Мама была дипломатом нашей семьи по части уговоров, поэтому сломить мою детскую истерию ей почти не составило труда. Правда, истерики я закатывала почти все три недели перед отъездом, но всё же я смирилась со своей участью и почти добровольно после окончания четвёртого класса, поехала в Россию.


В России мы жили не в столице, как я хотела бы: мне почему-то казалось, что раз уж ехать, то ехать обязательно в Москву. Размениваться на провинцию соседнего зарубежья (хотя я тогда и слов-то таких не знала, но суть понимала) было уж совсем обидно для одиннадцатилетней девочки, которой пришлось оставить всех своих друзей – а это, между прочим, большая потеря.

В середине лета мы уже получили квартиру и обустроились там, а у меня была ещё половина лета, чтобы добыть себе хоть каких-нибудь друзей к началу учебного года. Мои поиски увенчались громким и трескучим провалом. Летом поразительное количество молодёжи моего возраста сплавляли по деревням и лагерям, и как минимум в шести соседних дворах мне удалось обнаружить только подростков, которые для меня были слегка «староваты», или совсем маленьких детей, которые даже не учились в школе. Жариться на улице в одиночку, честно говоря, – то ещё удовольствие. Поэтому моим летним другом стал телевизор. А зря!

Лучше бы я подтягивала учёбу, ведь мне предстояло учиться в новой школе, в другой стране и с другим языком. Разговорная речь несколько отличается от прописной, но кто тогда об этом задумывался? Правильно! Не я!


Возле ворот школы стоял и курил папа. Я, получив учебники, бежала к нему с пакетами, чтобы наконец передать. Домой мы шли, болтая о всяких глупостях, которые могли бы беспокоить ребёнка моего возраста. К тому времени я уже смирилась с тем, что мне придётся учиться в русской школе, и даже с интересом ждала того времени, когда я встречусь со своими новыми одноклассниками. Среди которых мне, кстати, придётся искать себе друзей.

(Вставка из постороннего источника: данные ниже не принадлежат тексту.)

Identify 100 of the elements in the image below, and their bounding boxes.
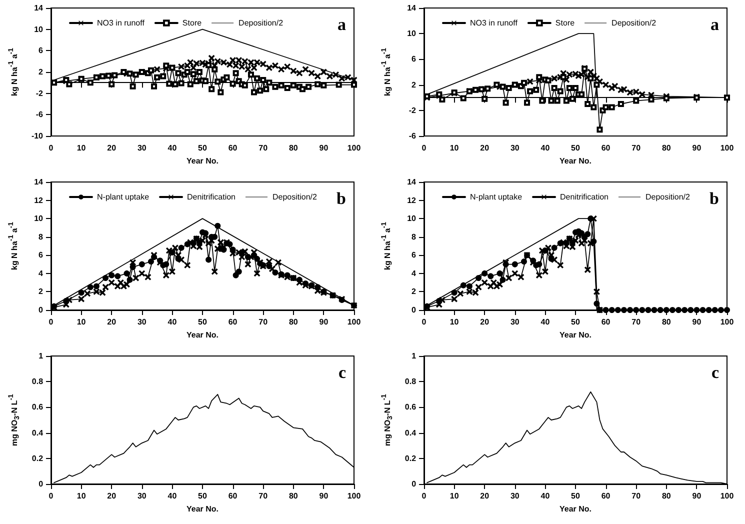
- x-tick-label: 30: [510, 492, 520, 500]
- y-tick-label: 0.8: [404, 377, 417, 386]
- y-tick-label: 6: [38, 250, 44, 260]
- x-tick-label: 10: [76, 318, 86, 326]
- x-tick-label: 20: [480, 492, 490, 500]
- x-tick-label: 50: [198, 318, 208, 326]
- x-tick-label: 40: [540, 144, 550, 152]
- y-tick-label: 12: [34, 196, 44, 205]
- x-tick-label: 90: [692, 144, 702, 152]
- x-axis-title: Year No.: [186, 330, 219, 340]
- x-tick-label: 100: [720, 144, 734, 152]
- x-axis-title: Year No.: [559, 156, 592, 166]
- y-tick-label: 2: [412, 287, 417, 296]
- x-tick-label: 90: [319, 318, 329, 326]
- x-tick-label: 10: [76, 492, 86, 500]
- x-tick-label: 10: [450, 144, 460, 152]
- x-tick-label: 80: [662, 318, 672, 326]
- y-tick-label: 6: [412, 54, 417, 64]
- y-tick-label: -6: [408, 132, 417, 140]
- y-tick-label: 2: [38, 287, 44, 296]
- x-tick-label: 100: [347, 318, 362, 326]
- x-axis-title: Year No.: [560, 504, 592, 514]
- y-tick-label: -2: [408, 106, 417, 115]
- x-tick-label: 0: [422, 492, 427, 500]
- x-tick-label: 60: [228, 144, 238, 152]
- y-tick-label: 1: [412, 352, 417, 360]
- y-tick-label: 0: [412, 480, 417, 488]
- x-tick-label: 40: [540, 318, 550, 326]
- y-tick-label: -10: [31, 132, 44, 140]
- legend-label: Deposition/2: [645, 192, 691, 202]
- legend-label: Deposition/2: [612, 18, 657, 28]
- x-tick-label: 70: [632, 492, 642, 500]
- x-tick-label: 100: [347, 492, 362, 500]
- x-tick-label: 30: [137, 318, 147, 326]
- x-tick-label: 80: [288, 318, 298, 326]
- y-tick-label: 10: [34, 214, 44, 224]
- x-tick-label: 100: [720, 318, 734, 326]
- x-tick-label: 70: [258, 492, 268, 500]
- x-tick-label: 40: [168, 144, 178, 152]
- legend-label: N-plant uptake: [470, 192, 523, 202]
- x-tick-label: 70: [258, 144, 268, 152]
- y-tick-label: 12: [407, 196, 417, 205]
- x-tick-label: 50: [198, 144, 208, 152]
- x-axis-title: Year No.: [186, 156, 219, 166]
- y-tick-label: 1: [38, 352, 44, 360]
- x-tick-label: 0: [48, 492, 54, 500]
- y-tick-label: 0: [38, 480, 44, 488]
- y-tick-label: 6: [38, 46, 44, 56]
- x-tick-label: 20: [107, 492, 117, 500]
- legend-label: Deposition/2: [272, 192, 318, 202]
- legend-label: Denitrification: [187, 192, 236, 202]
- y-tick-label: 14: [34, 4, 44, 12]
- annotation: a: [710, 15, 720, 34]
- x-tick-label: 50: [571, 144, 580, 152]
- annotation: b: [336, 189, 346, 208]
- x-tick-label: 10: [450, 318, 460, 326]
- y-tick-label: 0.2: [32, 454, 44, 463]
- y-tick-label: 10: [34, 24, 44, 34]
- y-tick-label: -2: [36, 88, 44, 98]
- legend-label: N-plant uptake: [97, 192, 150, 202]
- x-tick-label: 40: [168, 492, 178, 500]
- x-tick-label: 0: [422, 318, 427, 326]
- x-tick-label: 100: [347, 144, 362, 152]
- y-tick-label: 0.2: [404, 454, 417, 463]
- y-tick-label: 14: [34, 178, 44, 186]
- x-tick-label: 70: [258, 318, 268, 326]
- x-tick-label: 30: [510, 318, 520, 326]
- y-tick-label: 0.4: [32, 428, 44, 438]
- y-tick-label: 14: [407, 178, 417, 186]
- y-tick-label: 4: [412, 268, 417, 278]
- x-tick-label: 90: [319, 492, 329, 500]
- annotation: c: [338, 363, 346, 382]
- x-tick-label: 80: [288, 144, 298, 152]
- y-tick-label: 10: [407, 214, 417, 224]
- y-tick-label: 0: [38, 306, 44, 314]
- y-tick-label: 8: [412, 232, 417, 242]
- y-tick-label: 4: [38, 268, 44, 278]
- legend-label: Store: [182, 18, 202, 28]
- x-tick-label: 40: [168, 318, 178, 326]
- x-tick-label: 10: [450, 492, 460, 500]
- x-tick-label: 30: [510, 144, 520, 152]
- x-tick-label: 20: [480, 318, 490, 326]
- x-tick-label: 60: [601, 318, 611, 326]
- x-tick-label: 0: [48, 318, 54, 326]
- x-tick-label: 40: [540, 492, 550, 500]
- x-tick-label: 90: [319, 144, 329, 152]
- y-tick-label: 14: [407, 4, 417, 12]
- x-tick-label: 30: [137, 492, 147, 500]
- x-tick-label: 80: [662, 492, 672, 500]
- legend-label: NO3 in runoff: [470, 18, 518, 28]
- x-tick-label: 90: [692, 492, 702, 500]
- x-tick-label: 60: [601, 492, 611, 500]
- x-tick-label: 60: [228, 318, 238, 326]
- x-tick-label: 0: [48, 144, 54, 152]
- y-tick-label: 2: [412, 80, 417, 90]
- y-tick-label: -6: [36, 110, 44, 120]
- x-tick-label: 80: [288, 492, 298, 500]
- legend-label: Store: [555, 18, 576, 28]
- legend-label: NO3 in runoff: [97, 18, 146, 28]
- y-tick-label: 10: [407, 29, 417, 38]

Уже вечером мы сели разбирать книги, стали рассматривать учебники. Они почти все оказались достаточно старыми и потрёпанными, но вот учебник по русскому языку мне достался кошмарный. Он почти весь был исписан простым карандашом – ничего вразумительного: какие-то каракули, иногда неприличные рисунки, а кое-где я даже вычитала стишок со «взрослыми» словечками.

– Пап, да что за жизнь-то такая?! – в тоне бабки-ворчуньи жаловалась я.

– Знаешь, а ведь это даже к лучшему! – начал вещать папа. – Из-за того, что учебник старенький, хотя он вообще-то ещё ничего – видела бы ты мои, у некоторых, например, отваливались страницы, а у учебника по алгебре за девятый класс… я сдал только обложку, она совсем развалилась… – папа слегка заболтался и, в конце концов, забыл, о чём хотел мне рассказать.

– Пап, хватит мне зубы заговаривать. Он старый. Это к лучшему. Почему?

– Если твоя маленькая умная головушка об этом не подумала, то папка-то уже обо всём подумал! – заговорщицки подмигнул мне отец.

– Папа! Ну хватит уже, говори! – никогда не любила такого. Сначала заинтригует, а потом смеётся над тем, как я вся извожусь, а ему только того и надо.

– Дочь, ты у нас кто? Украинка! Русскую речь знаешь – это хорошо, но сейчас тебе придется изучать русский как родной язык, и требования у нас тут ко всем одинаковые, а ты, даже при том, что ты отличница, в русском… Ну, максимум на троечку. Дошло?

– Нет, пап. Я так и не понимаю, при чём тут то, что учебник-то у меня старый?

– Учебник старый, уже изрисованный, поэтому я могу помогать тебе заниматься прямо по учебнику, понимаешь? – папа был явно не в себе: естественно, он будет помогать мне заниматься по учебнику, не по букварю же.